Dalam rencana pertemuannya bersama Menkeu, Jokowi ingin membahas soal komposisi pengembalian utang dan hal ini akan dikalkulasikan ulang. Dengan begitu, diharapkan akan disepakati pula besarnya subsidi dan harga tiket yang lebih rendah dari sebelumnya.
"(Pemerintah) pusat memang seharusnya yang lebih gede agar beban dari APBD enggak banyak. Jadi akan saya kalkulasi untuk mengembalikan agar juga dapat meringankan. Nanti kalau enggak kayak gitu, ya enak di Jepang dan pemerintah pusatnya," kata Jokowi.
Dengan melihat nilai investasi dan proyek yang besar itulah, Jokowi sangat berhati-hati sebelum memutuskan apakah akan melanjutkan proyek ini atau tidak. Jokowi yang baru lima pekan menjabat sebagai orang nomor satu di kalangan pemerintah Provinsi Jakarta tidak ingin diburu-buru untuk menentukan keputusan ini. Ia menegaskan akan melakukan kalkulasi secara cermat karena hal itu menyangkut uang rakyat. "Jadi bukan karena takut dan tidak takut, bukan. Jadi karena harus hati-hati dengan kalkulasi," kata Jokowi.
Selain akan bertemu dengan Menkeu, Jokowi juga berencana melakukan pertemuan dengan pihak pemberi pinjaman, yaitu JICA. Setelah ia bertemu dengan Agus Martowardojo, Jokowi baru akan berani berbicara mengenai keputusan soal megaproyek tersebut.

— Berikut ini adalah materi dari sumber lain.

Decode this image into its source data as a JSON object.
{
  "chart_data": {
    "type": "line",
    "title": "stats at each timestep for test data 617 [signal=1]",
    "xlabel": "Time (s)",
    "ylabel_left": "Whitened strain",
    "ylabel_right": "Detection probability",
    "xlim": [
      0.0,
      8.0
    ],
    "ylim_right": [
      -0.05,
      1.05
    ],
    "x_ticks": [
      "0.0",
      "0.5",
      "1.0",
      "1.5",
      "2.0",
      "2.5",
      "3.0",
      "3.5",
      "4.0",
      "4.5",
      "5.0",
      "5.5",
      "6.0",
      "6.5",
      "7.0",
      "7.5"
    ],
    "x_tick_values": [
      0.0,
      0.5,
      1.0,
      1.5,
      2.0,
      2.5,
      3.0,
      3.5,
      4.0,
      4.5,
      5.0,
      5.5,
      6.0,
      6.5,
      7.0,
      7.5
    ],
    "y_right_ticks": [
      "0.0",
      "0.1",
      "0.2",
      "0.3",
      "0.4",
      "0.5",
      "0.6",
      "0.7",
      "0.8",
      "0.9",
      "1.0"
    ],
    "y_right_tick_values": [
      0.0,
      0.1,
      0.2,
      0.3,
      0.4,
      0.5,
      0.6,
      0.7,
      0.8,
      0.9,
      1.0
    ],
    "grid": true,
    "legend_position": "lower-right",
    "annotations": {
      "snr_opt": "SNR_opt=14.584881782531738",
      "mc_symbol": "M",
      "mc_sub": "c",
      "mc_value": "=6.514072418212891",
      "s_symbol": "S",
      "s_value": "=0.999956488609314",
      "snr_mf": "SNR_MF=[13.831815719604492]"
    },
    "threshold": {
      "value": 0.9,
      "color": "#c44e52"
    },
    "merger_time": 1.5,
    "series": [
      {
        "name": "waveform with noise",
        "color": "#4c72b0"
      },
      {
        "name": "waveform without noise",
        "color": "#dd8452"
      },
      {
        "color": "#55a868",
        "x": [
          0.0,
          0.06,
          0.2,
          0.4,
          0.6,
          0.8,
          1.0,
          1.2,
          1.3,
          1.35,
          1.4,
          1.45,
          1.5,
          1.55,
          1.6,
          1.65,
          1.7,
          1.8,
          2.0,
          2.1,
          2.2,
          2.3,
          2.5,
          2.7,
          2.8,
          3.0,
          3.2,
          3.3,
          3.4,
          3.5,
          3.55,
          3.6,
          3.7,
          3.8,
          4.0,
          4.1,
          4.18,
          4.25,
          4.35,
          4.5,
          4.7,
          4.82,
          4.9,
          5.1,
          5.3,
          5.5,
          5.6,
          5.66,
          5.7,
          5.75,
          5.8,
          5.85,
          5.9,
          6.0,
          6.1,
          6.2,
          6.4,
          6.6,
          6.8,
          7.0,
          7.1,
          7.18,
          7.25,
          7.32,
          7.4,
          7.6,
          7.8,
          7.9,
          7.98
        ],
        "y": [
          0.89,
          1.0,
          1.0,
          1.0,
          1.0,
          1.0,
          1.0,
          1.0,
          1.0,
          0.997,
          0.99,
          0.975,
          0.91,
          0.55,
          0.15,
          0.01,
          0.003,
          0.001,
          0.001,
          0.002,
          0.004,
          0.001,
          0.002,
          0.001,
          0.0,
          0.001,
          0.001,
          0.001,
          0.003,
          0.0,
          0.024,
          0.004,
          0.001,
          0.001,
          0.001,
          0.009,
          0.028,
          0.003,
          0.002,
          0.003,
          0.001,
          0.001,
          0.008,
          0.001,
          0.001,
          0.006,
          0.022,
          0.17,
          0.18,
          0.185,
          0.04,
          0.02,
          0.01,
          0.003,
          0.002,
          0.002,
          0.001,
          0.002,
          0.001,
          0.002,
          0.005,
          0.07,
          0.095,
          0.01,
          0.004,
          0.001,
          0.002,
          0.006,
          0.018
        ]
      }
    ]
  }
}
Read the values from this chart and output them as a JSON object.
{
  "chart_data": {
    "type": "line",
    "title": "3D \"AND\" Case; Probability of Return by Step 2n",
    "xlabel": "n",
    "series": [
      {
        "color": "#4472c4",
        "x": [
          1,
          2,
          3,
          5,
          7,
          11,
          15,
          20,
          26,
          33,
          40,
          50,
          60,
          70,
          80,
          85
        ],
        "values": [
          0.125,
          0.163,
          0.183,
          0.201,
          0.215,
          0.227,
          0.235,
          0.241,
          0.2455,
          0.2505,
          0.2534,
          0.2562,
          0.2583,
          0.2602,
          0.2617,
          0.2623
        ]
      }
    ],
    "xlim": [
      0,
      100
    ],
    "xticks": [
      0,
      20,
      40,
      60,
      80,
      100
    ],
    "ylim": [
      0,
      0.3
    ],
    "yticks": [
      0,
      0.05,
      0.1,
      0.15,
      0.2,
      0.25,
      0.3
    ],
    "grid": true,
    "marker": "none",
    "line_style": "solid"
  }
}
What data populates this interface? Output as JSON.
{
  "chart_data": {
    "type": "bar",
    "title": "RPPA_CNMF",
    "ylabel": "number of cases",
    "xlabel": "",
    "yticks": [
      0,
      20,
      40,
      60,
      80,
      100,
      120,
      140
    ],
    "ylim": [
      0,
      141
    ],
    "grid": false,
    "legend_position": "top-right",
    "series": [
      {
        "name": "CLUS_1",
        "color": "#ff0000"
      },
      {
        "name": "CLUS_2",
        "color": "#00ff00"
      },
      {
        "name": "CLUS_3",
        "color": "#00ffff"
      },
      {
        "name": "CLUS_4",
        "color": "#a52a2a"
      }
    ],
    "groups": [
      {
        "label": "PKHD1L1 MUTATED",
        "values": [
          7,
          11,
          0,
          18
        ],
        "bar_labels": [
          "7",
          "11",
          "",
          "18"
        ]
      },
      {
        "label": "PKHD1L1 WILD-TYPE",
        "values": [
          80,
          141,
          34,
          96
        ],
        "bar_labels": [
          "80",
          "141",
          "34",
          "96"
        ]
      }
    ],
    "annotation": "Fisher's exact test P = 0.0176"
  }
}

Pemprov DKI terus mengkaji rencana pembangunan MRT ini, terutama menimbang adanya sanksi materi dan imaterill apabila pembangunannya molor atau batal dilaksanakan. Dalam perjanjian pinjaman (loan agreement), tercantum bahwa jika pembangunan MRT terlambat dan tidak sesuai dengan jadwal, maka akan dikenakan kewajiban membayar bunga sebesar Rp 800 juta per hari. Bunga itu selanjutnya menjadi beban Pemprov DKI dan juga pemerintah pusat.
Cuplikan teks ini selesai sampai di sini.